Courtney Harmon told police she found the boy upstairs “crying hysterically.”

He was clad in Batman pajamas that were speckled with his brother’s blood.

“I said ‘… were you playing with daddy’s gun?’… but he was scared to tell me,” Courtney Harmon told Rio Rancho police in a gut-wrenching interview.

“I said ‘why were you messing with daddy’s gun,’ and he said he was trying to put it on daddy’s belt because he wants to be just like his dad.”

The Attorney General’s Office provided KOAT-TV with interviews, police reports and other documents in the Dec. 8 shooting death of Lincoln Harmon at the family’s Rio Rancho home.

According to the 53-page police report, the toddler had been shot beneath the lip and the bullet exited the back of his head. The Office of the Medical Investigator ruled the death an accident.

The couple told police they were sleeping in separate rooms, Courtney with their newborn and Jonathan with the two boys, according to the report. Jonathan Harmon said around 8 a.m. he woke up to a loud noise and heard the older brother screaming.

“My son was on the floor, bleeding everywhere” she told police, breaking down into tears.

At first, the couple told police they thought the boy had fallen but then they spotted the gun. Courtney Harmon told police she put the gun in a cabinet.

Arriving officers found a spent shell casing near the boy, who was pronounced dead from a gunshot wound.

Jonathan Harmon, who owns multiple guns, told police he often keeps his off-duty gun in a safe. But, sometimes, he keeps it on the very highest kitchen shelf behind a coffee mug.

Jonathan Harmon told police that’s where he put it when he came home the day before the shooting.

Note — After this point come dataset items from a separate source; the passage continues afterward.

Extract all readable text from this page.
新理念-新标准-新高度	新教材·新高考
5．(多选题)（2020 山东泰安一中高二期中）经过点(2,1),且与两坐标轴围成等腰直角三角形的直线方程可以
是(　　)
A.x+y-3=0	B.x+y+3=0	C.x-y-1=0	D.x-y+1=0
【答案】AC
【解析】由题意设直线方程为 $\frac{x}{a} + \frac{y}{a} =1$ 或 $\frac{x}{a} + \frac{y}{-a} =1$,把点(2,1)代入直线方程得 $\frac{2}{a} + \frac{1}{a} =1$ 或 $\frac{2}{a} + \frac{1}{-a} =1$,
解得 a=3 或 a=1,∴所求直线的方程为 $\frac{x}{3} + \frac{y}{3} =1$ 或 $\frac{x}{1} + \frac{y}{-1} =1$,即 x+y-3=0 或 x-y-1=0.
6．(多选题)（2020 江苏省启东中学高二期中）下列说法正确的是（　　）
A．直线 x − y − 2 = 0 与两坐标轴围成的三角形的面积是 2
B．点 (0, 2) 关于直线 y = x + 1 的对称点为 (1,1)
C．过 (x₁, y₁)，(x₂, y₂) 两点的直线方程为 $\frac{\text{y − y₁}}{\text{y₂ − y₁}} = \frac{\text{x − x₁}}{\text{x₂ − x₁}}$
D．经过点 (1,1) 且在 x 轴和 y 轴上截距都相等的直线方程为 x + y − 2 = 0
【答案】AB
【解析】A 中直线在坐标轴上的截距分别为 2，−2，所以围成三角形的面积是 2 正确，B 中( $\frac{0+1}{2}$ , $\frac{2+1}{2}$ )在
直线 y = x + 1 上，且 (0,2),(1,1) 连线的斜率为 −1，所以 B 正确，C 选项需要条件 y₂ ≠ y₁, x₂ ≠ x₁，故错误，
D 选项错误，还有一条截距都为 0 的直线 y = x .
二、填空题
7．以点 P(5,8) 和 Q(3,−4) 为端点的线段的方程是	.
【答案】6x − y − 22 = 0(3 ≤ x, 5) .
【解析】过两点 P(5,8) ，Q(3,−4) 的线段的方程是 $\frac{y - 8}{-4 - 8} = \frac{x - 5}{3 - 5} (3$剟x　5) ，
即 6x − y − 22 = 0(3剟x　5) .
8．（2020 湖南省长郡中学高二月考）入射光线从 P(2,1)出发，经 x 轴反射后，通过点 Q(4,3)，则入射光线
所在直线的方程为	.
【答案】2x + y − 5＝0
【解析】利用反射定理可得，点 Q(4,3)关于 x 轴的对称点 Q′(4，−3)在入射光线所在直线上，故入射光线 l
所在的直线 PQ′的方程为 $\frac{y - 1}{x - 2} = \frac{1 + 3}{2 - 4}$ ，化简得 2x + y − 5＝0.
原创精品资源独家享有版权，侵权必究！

The 4-year-old told police he used a kitchen chair to reach chewing gum, which is kept in the same cabinet. The boy said he found his father’s gun and “either ‘pulled it up’ (possibly pulling it out of the holster) or ‘pointed it up’, (possibly at Lincoln),” unintentionally firing it.

A GoFundMe page was set up for the Harmon family shortly after the incident.

Until this week, details in the shooting have been scarce.

Rio Rancho police repeatedly refused to release records to the Journal, the New Mexico Foundation for Open Government and Santa Fe New Mexican. FOG and the New Mexican have filed a lawsuit over the denials.

Attorney General Hector Balderas has said Rio Rancho officials broke the law by failing to turn over the records.

Balderas’ office, meanwhile, has opened its own investigation into the shooting after the 13th Judicial District Attorney’s Office declared a conflict.

“District Attorney (Barbara) Romo requested our assistance due to a conflict in her office, therefore we appointed an independent prosecutor and investigator to conduct an expedited legal review of the case,” AG spokeswoman Jerri Mares said Friday.

No one has been charged in the case.

Benjamin Valdez, a spokesman with the Santa Fe Police Department, said Harmon is still on the job but on “alternate duty status,” which means non-field work conducting administrative tasks. He said an administrative investigation will be opened into Jonathan Harmon after Rio Rancho police wrap up their case.

Investigators have questioned both parents about gun safety.

Jonathan Harmon told police he was taught gun safety from a young age and his kids were no different. He said he tells them, even if it’s a toy, you don’t point it at people.

“I don’t know if it was them fighting over it. I want to tell myself (redacted) wouldn’t shoot him,” Jonathan Harmon told officers. “… I want to assume they were fighting over it on that chair.”

Courtney Harmon said her husband “deals with the guns.”

“I don’t mess with them. … I don’t keep track with what he does with them,” she told officers.

Courtney Harmon said her 4-year-old had toy guns and one BB rifle, some brightly colored and others that make cocking noises. She said her husband is “very strict” about gun safety.

Courtney Harmon said that prior to the shooting, they never “have problems” with the older brother actually touching his father’s guns — although he does like to “play dress up” with his other police gear.

“I don’t know what got in his mind to pull the chair and get into the cabinet and to think ‘okay, today I’m going to play with it’ — I can’t wrap my head around it,” she said.